Concerns about economic data would suggest the sector shouldn't be prospering
Thursday 05 Sep 2019 Author: Russ Mould

There are probably many investors who, late at night, gently doze off while listening to the shipping forecasts on BBC Radio as the announcer gently runs through Viking, North Utsire, South Utsire, Forties and the 31 sea areas that define the waters around the British Isles.

But the news that the broadcast imparts is potentially life-saving and, looking at it through the narrow prism of investment and financial markets, shipping is anything but boring right now.

Given all of the concern over tariffs, trade and a global slowdown, it would be reasonable of investors to expect the shipping industry to be in turmoil.

Yet the Baltic Dry index stands at a five-year high. The benchmark measures the cost of shipping raw materials such as coal, steel, metallic ores and grains across three classes of vessel on 20 different shipping routes, which link Asia, Latin America, Africa, Australasia and Europe.

This advance is pulling shipping stocks along its wake, using the US-quoted Breakwave Dry Bulk Shipping exchange-traded fund as an industry proxy.

This has wider implications beyond shipping stocks. Given the nature of the goods involved, and the inability of financial markets and traders to influence it, the Baltic Dry index can been seen as a proxy for global economic activity.

And while the past is no guarantee for the future, the experiences of the last 25 years suggest the health of the Baltic Dry index can provide some steer on the fate of global stock markets, which are ultimately also sensitive to global economic activity.

Scrubbing up

There are three possible explanations as to why the Baltic Dry index is sailing higher when financial markets are becoming concerned about ever-more mixed economic data from the West.

The first is that the global economy could be doing better than many think. This contradicts the softness seen in many indicators, and weak trade flow data, but it must not be dismissed out of hand.

The second is that an acceleration in Brazilian iron ore exports (which were hit by a terrible accident in January at Vale’s Brucutu mine) is stoking fresh demand for dry bulk carriers. But this does not account for how rates for Very Large Crude Carriers (VLCCs) and container shipping rates look to be firming, too.

The third is that a wider shipping trend is at work and the biggest one seems to be the imposition from 1 January 2020 of tougher emission rules by the International Maritime Organisation (IMO). They state that all ships must use fuel that has less than 0.5% sulphur (rather than 3.5% now) or fit exhaust gas cleaning systems (‘scrubbers’).

Fitting scrubbers will take time and temporarily remove fleet capacity while, in the longer term, the higher-cost low-sulphur fuel could make it uneconomic to run older vessels that have not been retrofitted and persuade owners to scrap them, permanently reducing capacity – or so the theory goes.

The problem is that the scrubbers will make the ships heavier, so they consume more fuel, and they can mean that the sulphur simply ends up the sea rather than the air.
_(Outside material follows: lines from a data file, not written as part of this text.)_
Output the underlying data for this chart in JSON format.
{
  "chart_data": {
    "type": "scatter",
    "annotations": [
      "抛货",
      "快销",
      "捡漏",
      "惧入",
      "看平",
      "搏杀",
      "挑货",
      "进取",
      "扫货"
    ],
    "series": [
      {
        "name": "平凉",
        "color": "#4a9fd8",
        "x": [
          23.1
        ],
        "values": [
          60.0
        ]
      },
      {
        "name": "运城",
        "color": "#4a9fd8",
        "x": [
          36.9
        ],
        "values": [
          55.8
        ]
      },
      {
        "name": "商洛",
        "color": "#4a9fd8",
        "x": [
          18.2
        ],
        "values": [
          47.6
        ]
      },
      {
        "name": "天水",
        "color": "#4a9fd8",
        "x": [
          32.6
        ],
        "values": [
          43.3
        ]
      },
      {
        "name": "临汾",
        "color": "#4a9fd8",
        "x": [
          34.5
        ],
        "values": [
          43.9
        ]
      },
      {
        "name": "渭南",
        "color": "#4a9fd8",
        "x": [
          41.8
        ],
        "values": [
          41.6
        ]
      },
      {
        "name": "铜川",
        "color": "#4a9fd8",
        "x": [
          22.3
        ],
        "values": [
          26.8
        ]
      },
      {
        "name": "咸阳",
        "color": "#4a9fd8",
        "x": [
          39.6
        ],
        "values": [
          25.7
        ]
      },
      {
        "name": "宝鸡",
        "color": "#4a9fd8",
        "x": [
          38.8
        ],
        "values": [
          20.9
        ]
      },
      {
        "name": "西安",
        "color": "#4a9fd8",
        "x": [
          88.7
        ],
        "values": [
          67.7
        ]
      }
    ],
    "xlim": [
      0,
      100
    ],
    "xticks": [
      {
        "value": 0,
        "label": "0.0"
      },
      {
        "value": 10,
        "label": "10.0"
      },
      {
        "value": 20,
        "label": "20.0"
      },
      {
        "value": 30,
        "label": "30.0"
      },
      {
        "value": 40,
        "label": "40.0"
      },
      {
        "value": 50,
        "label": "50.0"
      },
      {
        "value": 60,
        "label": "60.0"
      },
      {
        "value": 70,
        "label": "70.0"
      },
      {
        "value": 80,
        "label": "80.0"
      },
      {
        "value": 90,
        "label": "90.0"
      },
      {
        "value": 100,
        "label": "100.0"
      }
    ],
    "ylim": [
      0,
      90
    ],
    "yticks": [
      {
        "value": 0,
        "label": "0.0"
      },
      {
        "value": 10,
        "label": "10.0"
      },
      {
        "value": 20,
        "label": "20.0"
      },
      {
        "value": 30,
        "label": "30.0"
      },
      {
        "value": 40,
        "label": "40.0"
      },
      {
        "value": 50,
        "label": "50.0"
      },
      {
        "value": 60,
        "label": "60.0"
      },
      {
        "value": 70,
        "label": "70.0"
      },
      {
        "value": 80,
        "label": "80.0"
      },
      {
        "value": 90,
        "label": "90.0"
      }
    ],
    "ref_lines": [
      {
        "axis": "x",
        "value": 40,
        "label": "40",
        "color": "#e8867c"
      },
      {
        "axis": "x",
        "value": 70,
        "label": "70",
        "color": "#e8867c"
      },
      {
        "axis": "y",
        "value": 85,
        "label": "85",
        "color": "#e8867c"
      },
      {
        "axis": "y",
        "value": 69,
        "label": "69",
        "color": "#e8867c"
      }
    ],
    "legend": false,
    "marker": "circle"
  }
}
Singapore, California and Belgium are already insisting on the use of cleaner fuel rather than scrubbers and this may help to explain why the share prices of leading exhaust gas system suppliers like Finland’s Valmet and Wärtsilä are sliding and not soaring, despite the apparent retrofit bonanza that lies ahead.

Waving or drowning?

One further test is to see what the real shipping industry shrewdies are doing, namely the owners.

Intriguingly, the year began with a rash of share buybacks from US-listed firms such as Golden Ocean, Diana Shipping and Star Bulk, at a discount to net asset value, while in August US-listed shipping firm Frontline bought 10 vessels from commodities trader Trafigura for $675m.

This suggests that ship owners think their stocks are cheap and better times lie ahead. But investors might do well to keep an eye on the shipping sector, through UK-listed shipbrokers such as Clarkson (CKN) and Braemar (BMS) or US-quoted shipping ETFs such as Invesco Shipping and Breakwave Dry Bulk Shipping.

If they start sinking again, then the global economy could indeed be in trouble. But the IMO 2020 rules might just mean the owners of young, well-equipped fleets could be primed to clean up as older, dirtier vessels are put out of business, especially if the economy holds up better than expected.